After sweeping aside Huddersfield, thanks in no small part to Benjamin Mendy, City next face newly promoted Wolverhampton Wanderers at Molineux. Despite playing in the Championship last season, City did face Wolves in the horribly-titled Carabao Cup. With a drastically weakened back line (featuring a pairing of Tosin Adarabioyo and Eliaquim Mangala), City struggled and eventually progressed on penalties. Suffice to say, City will be much better this time around.
It’s hard to read much into Wolves’ first two games, even beyond the tiny sample size. In each match, their opponent was shown a red card, meaning that approximately half their time on the pitch has been 11 against 10. Obviously that drastically affects how the team plays and makes it difficult to draw much in the way of conclusions.
One thing that is clear is their preferred 3-4-3 setup. Popularized in the Premier League by Antonio Conte’s Chelsea, Nuno Espirito Santo’s Wolves do it slightly differently with the centre-backs spread very wide in possession. This allows Portuguese midfield duo Ruben Neves and Joao Moutinho to drop in between the wide and middle center-backs to receive the ball.

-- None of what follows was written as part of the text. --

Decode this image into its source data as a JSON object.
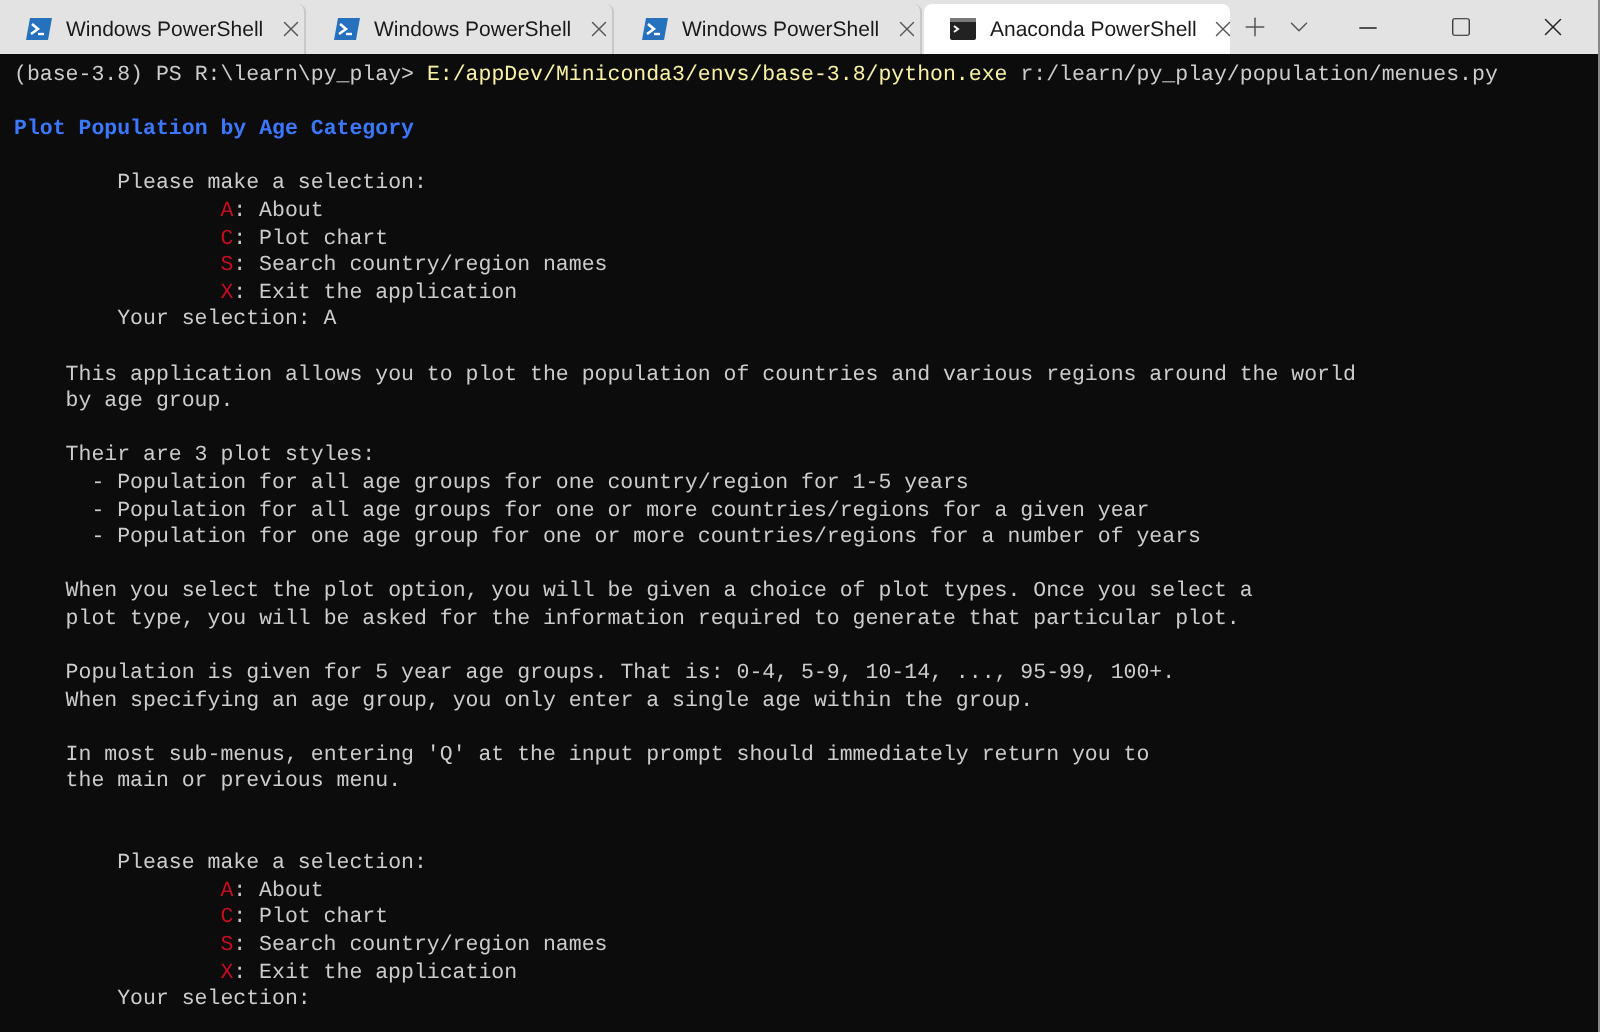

Therefore, a lot of build-up duty is transferred from the defenders to midfield, which is probably for the best given Wolves’ personnel in the respective areas. If City can close off those easy balls and aggressively press the passes to the wide centre-back though, there should be turnover opportunities with ample space behind to exploit.
Still, even considering the time they’ve spent up a man, Wolves are decidedly more comfortable on the ball than your typical newly promoted team. Averaging 57% possession across their first two games is impressive. The problem is they haven’t generated much in the way of shots from that, and those they have were from less than ideal positions; 60% of their shots were from outside the penalty area, and none have been in the six yard box. The majesty of Ruben Neves’ strikes from distance can’t be denied, but they’re not the type you can rely on to succeed in the Premier League.
City, meanwhile, turned in an incredible attacking performance against Huddersfield, recording 32 shots, 14 of which were on target, six goals, and around four xG depending on the model. It was enough to get three of their players into Twelve’s team of the week.
I’d expect City to once again dominate possession, and for Wolves to drop their wing-backs into more of a 5-4-1 shape when defending. As a possession-oriented team, it will be interesting to see how the home side cope with being without the ball so much.
— 11tegen11 (@11tegen11) August 19, 2018
Though the personnel differed widely from the Arsenal game, the overall structure of City’s team versus Huddersfield was relatively similar. Mendy pushed into midfield on the left, only this time he kept in a wider position as Jesus was playing on the left in a narrower role than Sterling. Stones took Walker’s position as the right center-back, giving the team the same unbalanced 3-3-4 look in possession.
Mendy’s position helped stretch the defense, and resulted in several assists, but the returning David Silva was also influential. The Arsenal game was a venture into the unknown of sorts as City have very rarely played without both of their twin, midfield talismans and his lovely free-kick goal crowned a very assured performance.
Once again, this is on paper a game City should win quite easily. It will be tough for Wolves transitioning to a league where a high-press is more common given their setup. City have the tools to disrupt Wolves early in their possessions on the rare occasions they do get the ball and have just had an excellent warm-up performance in attacking a deep 5-4-1. While Molineux is always a tough place to visit, I have a feeling the fans’ howl will be worse than Wolves’ bite.